Almost four decades ago, many taxpayers filed lawsuits against the Brazilian Government claiming the unconstitutionality of the Social Contribution of Profits (CSLL). After many judicial battles, in 2007 the Brazilian Supreme Court (STF) ruled that the collection of CSLL is constitutional. However, many taxpayers held prior res judicata in their favor and accordingly, under the concept of res judicata (their case was already decided), CSLL would not be due.
After 2007, public tax attorneys filed lawsuits against some of the taxpayers holding such res judicata with the specific aim of disputing res judicata in these cases.
Last week, the STF concluded the trial of two such cases addressing the possibility of disputing or changing the res judicata with respect to the CSLL.
The majority of the Justices took the position that taxes declared undue under res judicata, constituting a ruling that is against the STF’s position rendered on an appeal under the general repercussion regime (which is binding and should guide the case law of all other courts) become immediately and retroactively due. Their rationale relies on the fact that having two different judicial rulings on the same matter would trigger harmful competition and an anti-isonomic scenario between taxpayers that are in a same position.
Thus, in general terms, the STF ruled that res judicata loses its effect once the STF holds an opposite position on the same tax matter, provided that such position is held under decisions issued under the general repercussion regime. Because such fact may create a tax for those taxpayers, the STF ruled that the anteriority principle should be observed (i.e., taxes will be levied after a period of 90-days or within the next fiscal year, with the ruling under the repercussion regime as the triggering event).

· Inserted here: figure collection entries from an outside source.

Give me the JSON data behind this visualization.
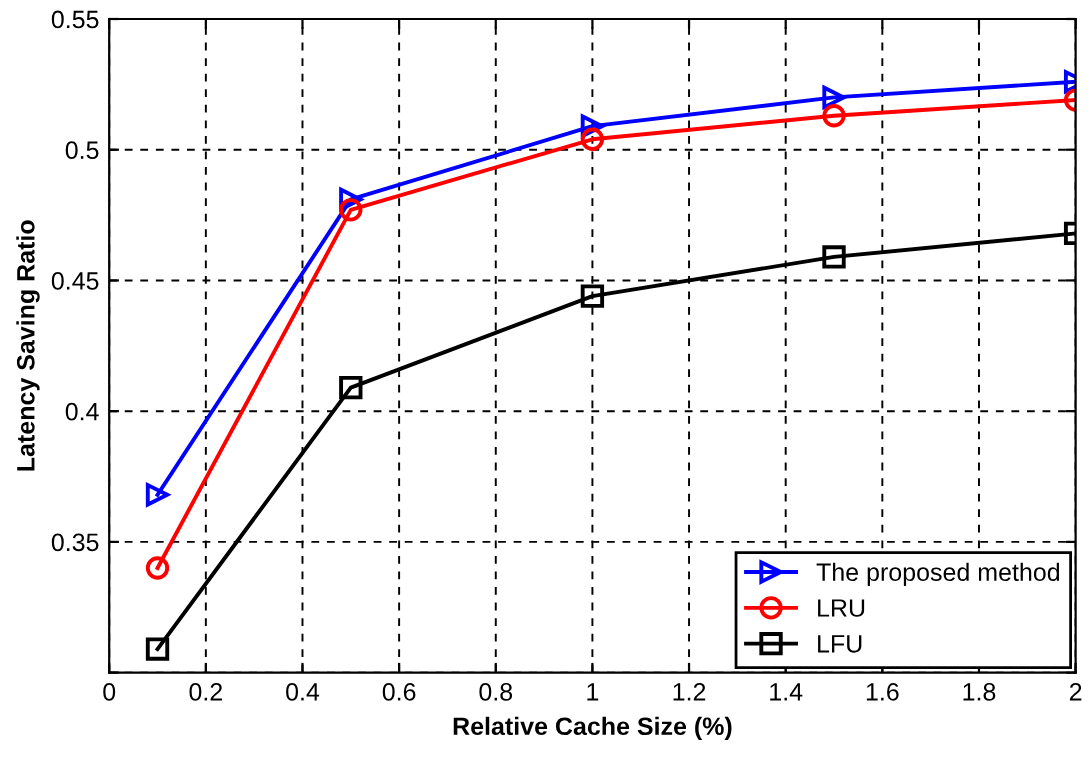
{
  "chart_data": {
    "type": "line",
    "xlabel": "Relative Cache Size (%)",
    "ylabel": "Latency Saving Ratio",
    "x": [
      0.1,
      0.5,
      1,
      1.5,
      2
    ],
    "series": [
      {
        "name": "The proposed method",
        "color": "#0000ff",
        "marker": "triangle",
        "values": [
          0.368,
          0.481,
          0.509,
          0.52,
          0.526
        ]
      },
      {
        "name": "LRU",
        "color": "#ff0000",
        "marker": "circle",
        "values": [
          0.34,
          0.477,
          0.504,
          0.513,
          0.519
        ]
      },
      {
        "name": "LFU",
        "color": "#000000",
        "marker": "square",
        "values": [
          0.309,
          0.409,
          0.444,
          0.459,
          0.468
        ]
      }
    ],
    "xlim": [
      0,
      2
    ],
    "xticks": [
      0,
      0.2,
      0.4,
      0.6,
      0.8,
      1,
      1.2,
      1.4,
      1.6,
      1.8,
      2
    ],
    "ylim": [
      0.3,
      0.55
    ],
    "yticks": [
      {
        "value": 0.3,
        "label": null
      },
      0.35,
      0.4,
      0.45,
      0.5,
      0.55
    ],
    "grid": true,
    "legend": "bottom right",
    "line_style": "solid"
  }
}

Albeit involved taxpayers are claiming they will appeal on the grounds that the loss of res judicata should only have prospective effects, the matter raises a flag not only as far as CSLL is concerned, but to all circumstances in which there is res judicata in the opposite sense of the STF’s position on a matter. Relevant cases may include: (i) IPI on resale of imported products; (ii) social security contribution on one-third extra holiday pay; and (iii) exclusion of ICMS of PIS and COFINS calculation bases for taxpayers that filed lawsuits after March, 2017 and have been judicially authorized to recover PIS and COFINS for the past five years (although the STF understood such taxpayers would not be eligible to recover the past, but only to recognize the exclusion of the ICMS for the future).
Therefore, similar cases should be carefully scrutinized, so that potential liabilities or opportunities (should there be a further position of the STF in a more favorable outcome than the res judicata) are assessed.